The recipe collection
Four categories, dozens of recipes, all of them originally made by someone who never measured anything. These are the dishes that taste like a specific kitchen, a specific season, a specific person.
About this collection
I don't post a recipe unless I know something about where it came from. Not because food history is required reading, but because knowing that a dish traveled from a small town in Pennsylvania to a Detroit kitchen in 1962 changes how you taste it. It gives you something to hold onto while you cook.

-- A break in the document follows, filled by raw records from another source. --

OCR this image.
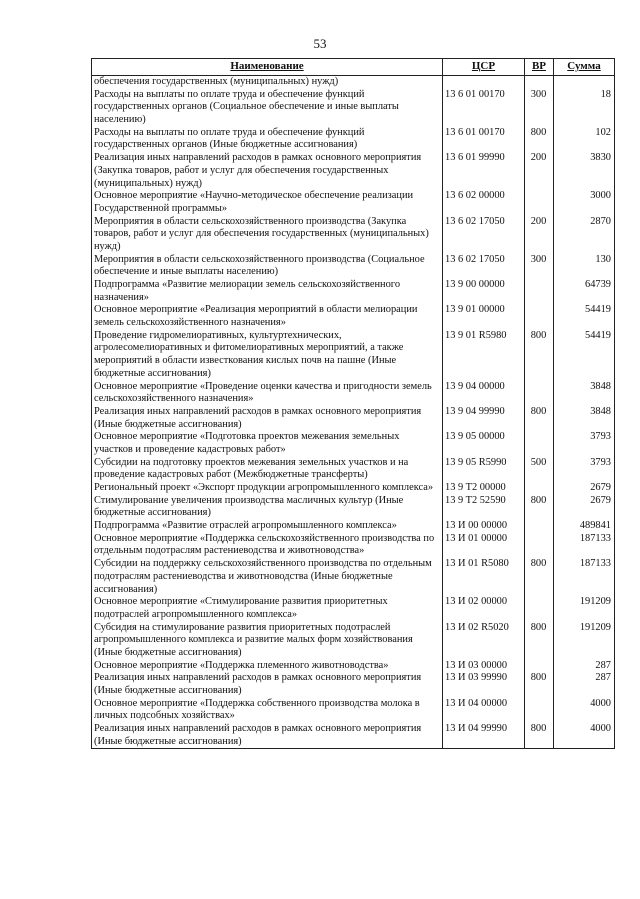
53
Наименование	ЦСР	ВР	Сумма
обеспечения государственных (муниципальных) нужд)			
Расходы на выплаты по оплате труда и обеспечение функций государственных органов (Социальное обеспечение и иные выплаты населению)	13 6 01 00170	300	18
Расходы на выплаты по оплате труда и обеспечение функций государственных органов (Иные бюджетные ассигнования)	13 6 01 00170	800	102
Реализация иных направлений расходов в рамках основного мероприятия (Закупка товаров, работ и услуг для обеспечения государственных (муниципальных) нужд)	13 6 01 99990	200	3830
Основное мероприятие «Научно-методическое обеспечение реализации Государственной программы»	13 6 02 00000		3000
Мероприятия в области сельскохозяйственного производства (Закупка товаров, работ и услуг для обеспечения государственных (муниципальных) нужд)	13 6 02 17050	200	2870
Мероприятия в области сельскохозяйственного производства (Социальное обеспечение и иные выплаты населению)	13 6 02 17050	300	130
Подпрограмма «Развитие мелиорации земель сельскохозяйственного назначения»	13 9 00 00000		64739
Основное мероприятие «Реализация мероприятий в области мелиорации земель сельскохозяйственного назначения»	13 9 01 00000		54419
Проведение гидромелиоративных, культуртехнических, агролесомелиоративных и фитомелиоративных мероприятий, а также мероприятий в области известкования кислых почв на пашне (Иные бюджетные ассигнования)	13 9 01 R5980	800	54419
Основное мероприятие «Проведение оценки качества и пригодности земель сельскохозяйственного назначения»	13 9 04 00000		3848
Реализация иных направлений расходов в рамках основного мероприятия (Иные бюджетные ассигнования)	13 9 04 99990	800	3848
Основное мероприятие «Подготовка проектов межевания земельных участков и проведение кадастровых работ»	13 9 05 00000		3793
Субсидии на подготовку проектов межевания земельных участков и на проведение кадастровых работ (Межбюджетные трансферты)	13 9 05 R5990	500	3793
Региональный проект «Экспорт продукции агропромышленного комплекса»	13 9 T2 00000		2679
Стимулирование увеличения производства масличных культур (Иные бюджетные ассигнования)	13 9 T2 52590	800	2679
Подпрограмма «Развитие отраслей агропромышленного комплекса»	13 И 00 00000		489841
Основное мероприятие «Поддержка сельскохозяйственного производства по отдельным подотраслям растениеводства и животноводства»	13 И 01 00000		187133
Субсидии на поддержку сельскохозяйственного производства по отдельным подотраслям растениеводства и животноводства (Иные бюджетные ассигнования)	13 И 01 R5080	800	187133
Основное мероприятие «Стимулирование развития приоритетных подотраслей агропромышленного комплекса»	13 И 02 00000		191209
Субсидия на стимулирование развития приоритетных подотраслей агропромышленного комплекса и развитие малых форм хозяйствования (Иные бюджетные ассигнования)	13 И 02 R5020	800	191209
Основное мероприятие «Поддержка племенного животноводства»	13 И 03 00000		287
Реализация иных направлений расходов в рамках основного мероприятия (Иные бюджетные ассигнования)	13 И 03 99990	800	287
Основное мероприятие «Поддержка собственного производства молока в личных подсобных хозяйствах»	13 И 04 00000		4000
Реализация иных направлений расходов в рамках основного мероприятия (Иные бюджетные ассигнования)	13 И 04 99990	800	4000
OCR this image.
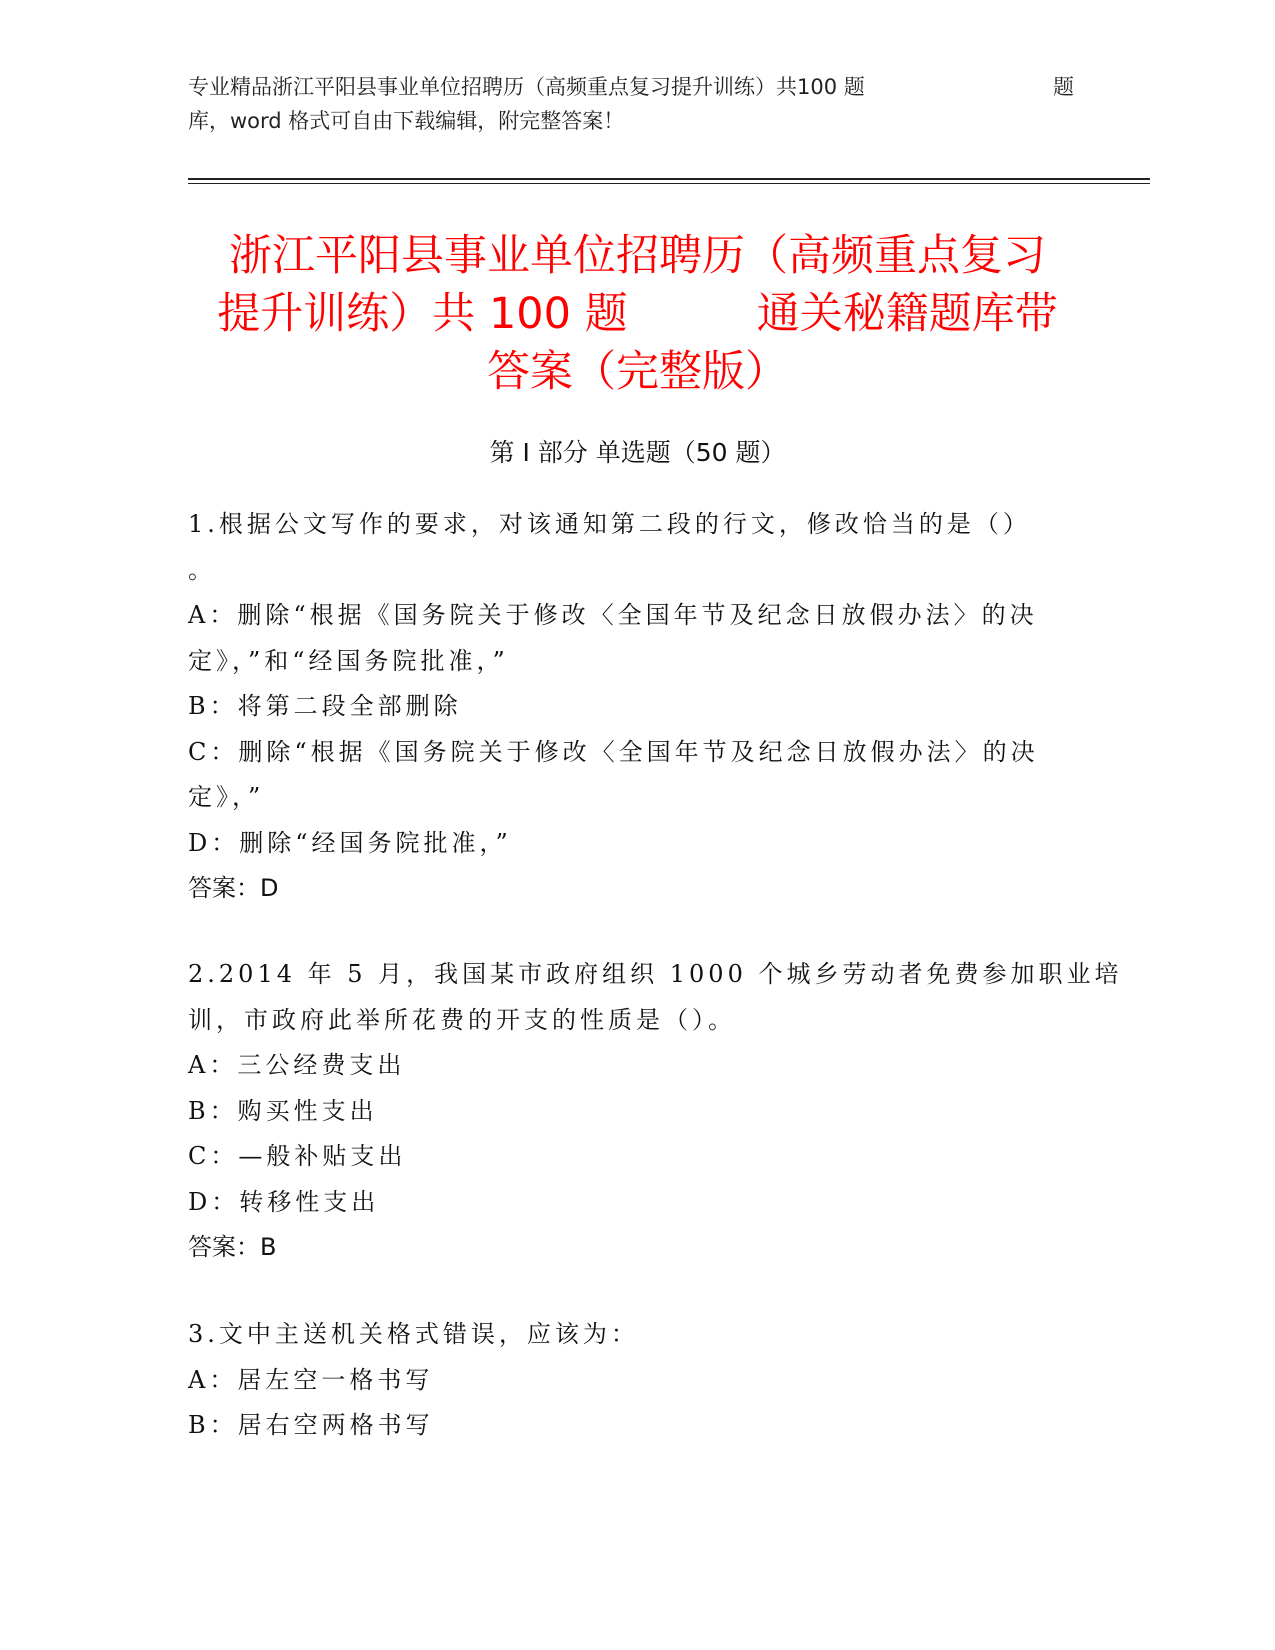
专业精品浙江平阳县事业单位招聘历（高频重点复习提升训练）共100 题	题
库，word 格式可自由下载编辑，附完整答案！
浙江平阳县事业单位招聘历（高频重点复习
提升训练）共 100 题　　　通关秘籍题库带
答案（完整版）
第 I 部分 单选题（50 题）
1.根据公文写作的要求，对该通知第二段的行文，修改恰当的是（）
。
A：删除“根据《国务院关于修改〈全国年节及纪念日放假办法〉的决
定》，”和“经国务院批准，”
B：将第二段全部删除
C：删除“根据《国务院关于修改〈全国年节及纪念日放假办法〉的决
定》，”
D：删除“经国务院批准，”
答案：D
2.2014 年 5 月，我国某市政府组织 1000 个城乡劳动者免费参加职业培
训，市政府此举所花费的开支的性质是（）。
A：三公经费支出
B：购买性支出
C：—般补贴支出
D：转移性支出
答案：B
3.文中主送机关格式错误，应该为：
A：居左空一格书写
B：居右空两格书写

Most of these recipes went through at least three attempts before landing here. Some went through twelve. The grandmother's chicken stew took two years and eighteen batches. The version below is the one that finally made my mother go quiet and just eat without saying anything, which is the highest praise she gives.
Category 01
These are the recipes that lived in someone's hands before they lived on paper. Slow braises, hearty stews, and the kind of soups that take all day and fill a house with a smell you chase for the rest of your life.
Category 02
Not the fancy Sunday recipes. The Tuesday ones. The things parents made reliably for years because the family would eat them. Often humble, often fast, and often surprisingly good when you return to them as an adult.
Category 03
The baked goods are often the most personal recipes of all. Bread that only rises correctly in a specific kitchen at a specific altitude. Pie crust made with lard that tastes completely different from butter. Cookies that have to be a little underdone or they don't taste right.
Category 04
The recipes that are tied so tightly to a time of year that making them in July feels like a small violation of something. They taste partly of the season and partly of every previous time you've had them.